El sonido del silencio es una respiración. Costó años descifrarlo. En las épocas más oscuras imploré con el peso aplastado en las rodillas, la boca reseca, el palpito resquebrajado. Buscaba más allá del techo una respuesta, la que fuera, por mínima que resultara. Necesito algo, necesito algo, necesito algo. Lo que sea. Lo necesito. Lo necesito porque hay una tendencia aberrante por destruir Io que adquiero, por estrujarlo, y reventarlo. Busco una nueva vida que me permita encarar lo que tanto se me recrimina. Lo agarro cuidadosamente—es el punto principal del trayecto; desmenuzar la superficie, arrancar el entre-medio, llegar al núcleo con un hambre avasalladora y buscar, al final, extraer su material, acabarlo. Es una fijación que solo los abandonados entenderían, los problemáticos empedernidos, los que no caben en ningún lugar, ni siquiera en un ataúd hecho a la medida porque los huesos seguirán creciendo, porque al sucumbir a la tierra van a brotar raíces de malezas. Necesito una respuesta porque soy la hiedra que renueva el veneno. Ya no pido bondad, está sobrevalorada. Pido, quizás, redención, plenitud. Jamás haré parte de nada sin la absolución.
Se unen las manos en el rito triste que asemeja las flagelaciones antiguas cuando el ser humano todavía creía en la salvación del alma, en las señales divinas, en la compasión de los padres frente a heridas que sangran y se pudren.
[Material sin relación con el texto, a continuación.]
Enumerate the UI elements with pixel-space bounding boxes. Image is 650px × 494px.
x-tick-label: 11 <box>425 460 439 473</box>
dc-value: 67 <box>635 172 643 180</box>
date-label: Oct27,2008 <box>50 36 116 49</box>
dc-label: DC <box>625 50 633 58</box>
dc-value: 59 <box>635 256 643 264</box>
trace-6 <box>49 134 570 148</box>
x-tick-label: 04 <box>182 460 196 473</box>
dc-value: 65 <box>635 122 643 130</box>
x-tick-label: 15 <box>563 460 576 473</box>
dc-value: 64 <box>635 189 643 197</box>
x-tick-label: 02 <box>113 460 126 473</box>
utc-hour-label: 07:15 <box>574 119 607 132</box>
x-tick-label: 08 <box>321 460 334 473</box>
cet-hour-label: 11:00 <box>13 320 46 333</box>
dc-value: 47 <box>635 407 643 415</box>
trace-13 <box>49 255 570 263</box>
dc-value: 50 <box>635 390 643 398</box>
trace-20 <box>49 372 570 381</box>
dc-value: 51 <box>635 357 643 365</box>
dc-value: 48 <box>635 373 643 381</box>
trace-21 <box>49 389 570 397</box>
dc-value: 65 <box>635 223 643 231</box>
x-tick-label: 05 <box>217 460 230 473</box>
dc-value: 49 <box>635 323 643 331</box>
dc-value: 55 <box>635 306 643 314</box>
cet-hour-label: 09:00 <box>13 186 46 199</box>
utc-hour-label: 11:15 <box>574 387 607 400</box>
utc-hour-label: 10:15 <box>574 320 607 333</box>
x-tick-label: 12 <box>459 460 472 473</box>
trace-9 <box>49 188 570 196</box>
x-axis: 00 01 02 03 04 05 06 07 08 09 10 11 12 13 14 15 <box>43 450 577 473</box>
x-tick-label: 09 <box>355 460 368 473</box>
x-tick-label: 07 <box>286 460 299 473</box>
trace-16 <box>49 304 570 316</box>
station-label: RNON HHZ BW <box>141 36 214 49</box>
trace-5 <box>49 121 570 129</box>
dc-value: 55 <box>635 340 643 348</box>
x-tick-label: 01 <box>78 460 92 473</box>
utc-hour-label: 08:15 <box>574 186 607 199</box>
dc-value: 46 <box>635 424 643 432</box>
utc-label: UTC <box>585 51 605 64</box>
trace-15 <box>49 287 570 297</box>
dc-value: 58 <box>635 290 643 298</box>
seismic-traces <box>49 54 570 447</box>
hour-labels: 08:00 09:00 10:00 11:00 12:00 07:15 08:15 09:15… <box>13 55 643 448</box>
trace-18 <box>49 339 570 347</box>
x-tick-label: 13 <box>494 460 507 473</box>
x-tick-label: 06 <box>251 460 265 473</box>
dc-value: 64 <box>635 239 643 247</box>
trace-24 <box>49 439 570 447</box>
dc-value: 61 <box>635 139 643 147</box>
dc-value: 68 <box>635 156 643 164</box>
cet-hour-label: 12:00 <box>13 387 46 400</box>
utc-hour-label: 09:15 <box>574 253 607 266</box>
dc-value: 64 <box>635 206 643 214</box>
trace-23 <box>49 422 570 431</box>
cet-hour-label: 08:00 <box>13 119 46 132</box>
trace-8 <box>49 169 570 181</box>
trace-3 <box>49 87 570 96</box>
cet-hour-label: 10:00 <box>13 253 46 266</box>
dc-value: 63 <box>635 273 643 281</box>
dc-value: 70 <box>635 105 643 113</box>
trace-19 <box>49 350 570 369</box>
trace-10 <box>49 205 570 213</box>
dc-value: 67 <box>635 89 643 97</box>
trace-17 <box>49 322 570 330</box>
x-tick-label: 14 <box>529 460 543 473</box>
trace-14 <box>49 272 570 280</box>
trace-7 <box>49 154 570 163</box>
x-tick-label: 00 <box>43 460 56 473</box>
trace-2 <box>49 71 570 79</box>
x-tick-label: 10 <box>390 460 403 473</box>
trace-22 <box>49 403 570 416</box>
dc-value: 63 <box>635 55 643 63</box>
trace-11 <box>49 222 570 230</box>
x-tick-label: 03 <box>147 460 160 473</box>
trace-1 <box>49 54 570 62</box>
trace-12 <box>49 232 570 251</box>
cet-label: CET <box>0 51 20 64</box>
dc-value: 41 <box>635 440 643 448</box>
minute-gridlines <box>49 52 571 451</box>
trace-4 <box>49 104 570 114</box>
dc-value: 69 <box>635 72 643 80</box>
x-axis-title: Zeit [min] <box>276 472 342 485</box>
Padre, padre, ¿por qué me has abandonado? ¿Por qué estás tan lejos de salvarme? ¿Por qué no resuenan mis palabras en tus oídos misericordiosos? ¿Por qué mi clamor se detiene en la superficie impenetrable? ¿Por qué estos lamentos arrastrados siguen taladrando? ¿Por qué yo? No hay gozo ni muerte, solo una expiación insípida que se extiende hasta el final de los días, una condena constante que se reinicia siempre, una pesadilla que gatilla hasta la degradación.

Entre tanto, sigo preguntándome por qué guardas silencio, por qué no hay respuesta. Abro los ojos como platos de frente a una penumbra abismal, tambaleante en medio del pasillo negro, con figuras fantasmagóricas puestas contra la pared, resultando en espejismos insoportables de un anhelo roto. Se oyen gritos y súplicas, llantos y alaridos. Con la voz desgarrada que reviento.
Y luego, silencio. Solo eso.
Se vuelve a cuestionar la misma retahíla de ruegos que piden piedad o alivio. Nada. Una apología a esta vida baja. No hay certeza de respuesta. Solo abunda un vacío que ensordece hasta el final. Quizás en la muerte, y solo en el final, es cuando da uno con la respuesta. ¿O no?

Más allá del silencio y de la oscuridad no queda más que la respiración. Todo ser que respira proclama, también, tu presencia. Lo primero que hacemos al llegar es inhalar el mundo, lo último que hacemos antes de partir es exhalarlo. Lo dejamos ir de la misma manera en que nos damos a la muerte. Tu nombre que no podría conocer de jeroglíficos mundanos tenía que ser otro tipo de lenguaje. Te respiramos y estás en todo, expandimos los pulmones bajo cada situación, cuando temo es cuando más me lleno de su presencia, cuando busco tranquilidad, solo debo inhalar más hondo. Siempre estuvo.